Lucu ngeliat orang pada kebakaran jenggot soal gaji pegawai kemenpora dipotong demi Rio. Terlepas dari bener nggaknya, ya ini hasil dari mendukung gengsi dan mengharumkan nama. Nama dan reputasi itu butuh modal bo'. Apa iya anda bakal dilirik saat makan malam elegan di restoran mewah bila hanya datang dengan gaun lusuh dan sepatu yang terlihat kumel?

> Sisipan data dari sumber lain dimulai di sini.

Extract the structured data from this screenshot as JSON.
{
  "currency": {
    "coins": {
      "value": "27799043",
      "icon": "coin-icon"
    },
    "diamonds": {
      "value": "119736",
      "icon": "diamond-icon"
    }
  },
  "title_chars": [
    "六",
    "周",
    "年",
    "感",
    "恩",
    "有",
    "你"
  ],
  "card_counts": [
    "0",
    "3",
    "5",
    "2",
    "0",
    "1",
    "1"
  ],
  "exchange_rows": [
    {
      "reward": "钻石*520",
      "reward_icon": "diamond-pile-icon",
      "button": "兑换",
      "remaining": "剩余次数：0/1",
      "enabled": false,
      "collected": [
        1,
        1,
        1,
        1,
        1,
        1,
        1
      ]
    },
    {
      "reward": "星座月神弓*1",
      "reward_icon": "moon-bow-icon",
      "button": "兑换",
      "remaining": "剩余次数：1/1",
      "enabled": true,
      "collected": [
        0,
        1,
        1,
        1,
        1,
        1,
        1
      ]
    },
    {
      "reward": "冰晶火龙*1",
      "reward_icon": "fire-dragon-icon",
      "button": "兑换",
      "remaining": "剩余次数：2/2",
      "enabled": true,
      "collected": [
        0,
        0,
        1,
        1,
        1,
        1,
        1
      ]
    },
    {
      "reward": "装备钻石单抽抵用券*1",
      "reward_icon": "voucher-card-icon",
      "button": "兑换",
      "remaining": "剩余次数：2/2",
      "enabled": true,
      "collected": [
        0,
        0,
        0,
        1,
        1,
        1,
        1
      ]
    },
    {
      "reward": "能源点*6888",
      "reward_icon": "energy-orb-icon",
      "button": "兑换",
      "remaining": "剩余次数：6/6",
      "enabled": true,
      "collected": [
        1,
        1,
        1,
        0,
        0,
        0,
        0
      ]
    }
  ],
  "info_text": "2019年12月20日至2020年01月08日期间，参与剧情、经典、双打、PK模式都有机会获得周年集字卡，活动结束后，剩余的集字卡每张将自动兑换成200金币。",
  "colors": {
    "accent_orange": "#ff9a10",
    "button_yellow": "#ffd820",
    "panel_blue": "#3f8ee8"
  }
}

Jangankan dinner, wawancara pekerjaan kalau kurang kinclong bisa terancam ditolak. [Btw salut sama Indonesia yang masih keukeuh pasang iklan lowongan kerja yang diskriminatif: "berpenampilan menarik".]
Kinclong itu butuh modal. Makanya kartu kredit, kredit tanpa agunan etc laris manis, kita bisa bergaya dahulu lalu mati kemudian. Ya seperti Rio inilah, kenceng bener gembar-gembornya "Ayo dukung Rio!" tapi nggak mikir duitnya dari mana. Pada pernah ngebalance pembukuan nggak sih, minimal pembukuan rumah tangga? Atau selama ini hidup dengan berdoa setiap malam "Ya Tuhan, semoga duit masih cukup sampai gajian", bukan karena gaji kurang tapi karena nggak mau planning? Anak kuliah saja yang nge-kost sudah paham periode "Mi Instan" disaat harap-harap cemas menunggu kiriman uang bulanan dari rumah. Anda pikir duit sekian milyar untuk Rio dari mana? Pasti ada yang dikorbankan.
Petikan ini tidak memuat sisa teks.